While the CDC does not have the authority to require patient notification, it should emphatically recommend that hospitals do so, according to Consumers Union, the policy and mobilization division of Consumer Reports.  The consumer group urged hospitals and public health officials to take more aggressive action to protect patients from the infections linked to the contaminated devices, which can occur months and even years after exposure.

“Over one million Americans have had surgeries with these devices in recent years and shouldn’t be left in the dark about this potentially deadly infection threat,” said Lisa McGiffert, director of Consumers Union’s Safe Patient Project.  “While the CDC has said that hospitals should notify doctors, it is merely calling on hospitals to consider strategies for informing patients who may have been put at risk.  Instead, hospitals should be required to notify all patients who have had surgery using these devices about the potential risk of infection.  These risks should also be disclosed in pre-surgery informed consent discussions between surgeons and patients.”

Consumers Union’s Safe Patient Project is calling on hospitals and state and federal agencies to take the following steps to better protect patients from infections related to heater-cooler devices:

  • Hospitals should be required to notify all patients who have been exposed to these heater-cooler devices in the past five years about the potential infection risk. The Centers for Medicare and Medicaid Services, accreditation agencies, state licensing agencies should require hospitals to do active case findings to identify patients who have been exposed and develop notification requirements to ensure those patients are aware of the risk.
  • Hospitals should report infection outbreaks as soon as they are identified to the exposed patients, local and federal health officials, and the public.
  • The FDA should review every medical device submitted for approval or clearance for infection control issues
  • Every hospital using heater-cooling devices should take immediate steps to remove these devices so they are functioning outside of the operating room.

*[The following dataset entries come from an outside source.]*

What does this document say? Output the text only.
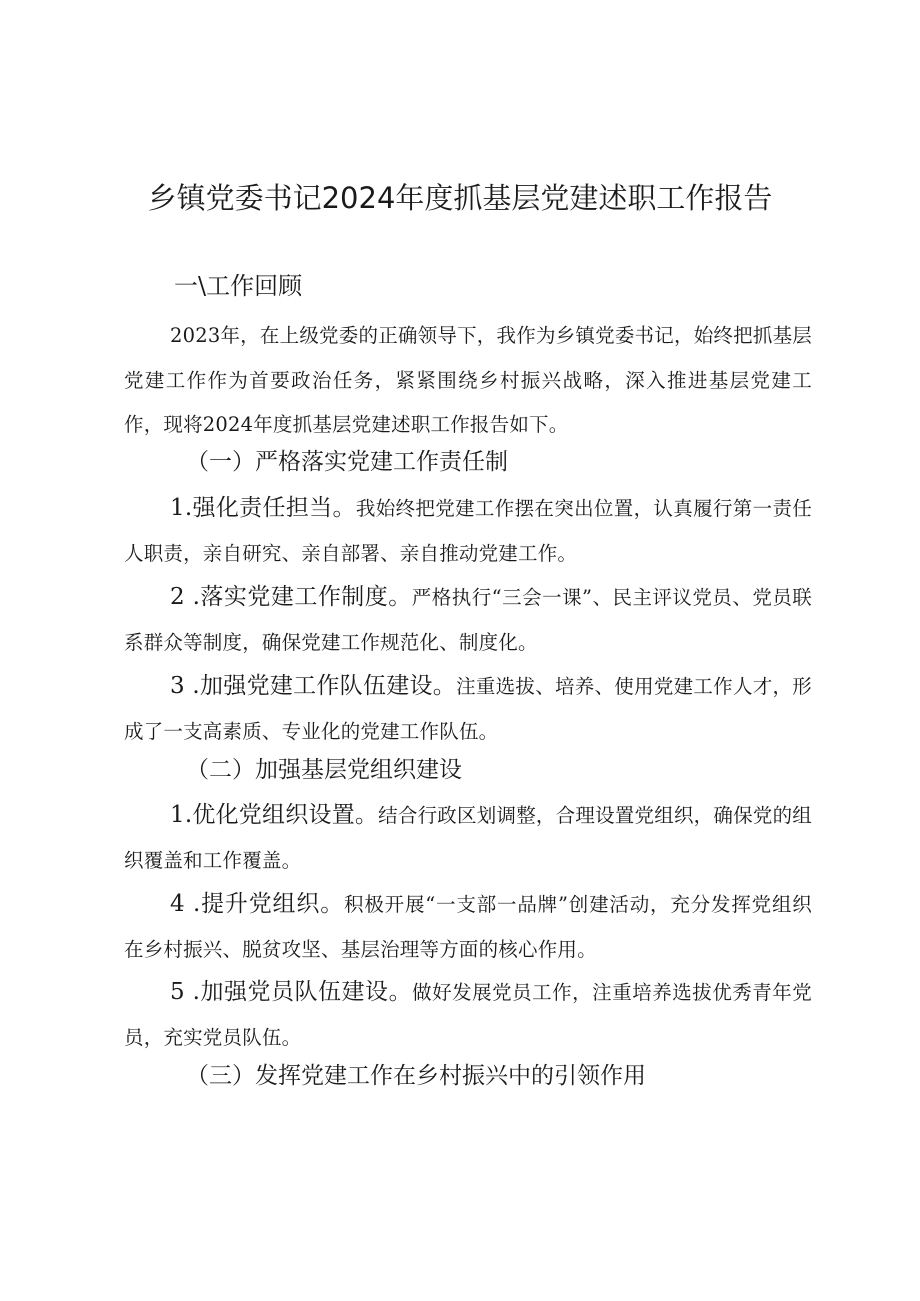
乡镇党委书记2024年度抓基层党建述职工作报告
一\工作回顾

2023年，在上级党委的正确领导下，我作为乡镇党委书记，始终把抓基层党建工作作为首要政治任务，紧紧围绕乡村振兴战略，深入推进基层党建工作，现将2024年度抓基层党建述职工作报告如下。

（一）严格落实党建工作责任制

1.强化责任担当。我始终把党建工作摆在突出位置，认真履行第一责任人职责，亲自研究、亲自部署、亲自推动党建工作。

2 .落实党建工作制度。严格执行“三会一课”、民主评议党员、党员联系群众等制度，确保党建工作规范化、制度化。

3 .加强党建工作队伍建设。注重选拔、培养、使用党建工作人才，形成了一支高素质、专业化的党建工作队伍。

（二）加强基层党组织建设

1.优化党组织设置。结合行政区划调整，合理设置党组织，确保党的组织覆盖和工作覆盖。

4 .提升党组织。积极开展“一支部一品牌”创建活动，充分发挥党组织在乡村振兴、脱贫攻坚、基层治理等方面的核心作用。

5 .加强党员队伍建设。做好发展党员工作，注重培养选拔优秀青年党员，充实党员队伍。

（三）发挥党建工作在乡村振兴中的引领作用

Heater-cooler devices are essential to life-extending heart and lung operations.  The devices are used in an estimated 250,000 surgeries each year, including cardiac bypass, valve replacement, and many other heart and lung operations.  The CDC indicated today that recent research found that some LivaNova PLC Stockert 3T heater-cooler “might have been contaminated during manufacturing which could put patients at risk for life-threatening infections.”

Over the past two years, multiple NTM infections have been reported at hospitals in Pennsylvania, Iowa, and Washington.  Hospitals, federal agencies, and at least one device manufacturer have acknowledged that a flaw in the heating and cooling devices (HCDs) enables them to grow, harbor, and then spray deadly bacteria through their exhaust vents, across the operating room, and into patients’ open cavities.

From January 1, 2010 to February 29, 2016, the FDA received 180 adverse event reports related to heater-cooler devices around the world.  The reports include 45 patients in the U.S. who developed NTM infections and at least nine who died.  Several experts have said that the confirmed cases likely represent just a fraction of the actual infections.  The NTM infection can be difficult to diagnose.  The bacteria often grow so slowly that it can take as long as six years for symptoms to emerge.   The CDC is advising patients who have had open heart surgery to seek medical care if they are experiencing symptoms associated with the infection, which include night sweats, muscle aches, weight loss, fatigue or unexplained fever.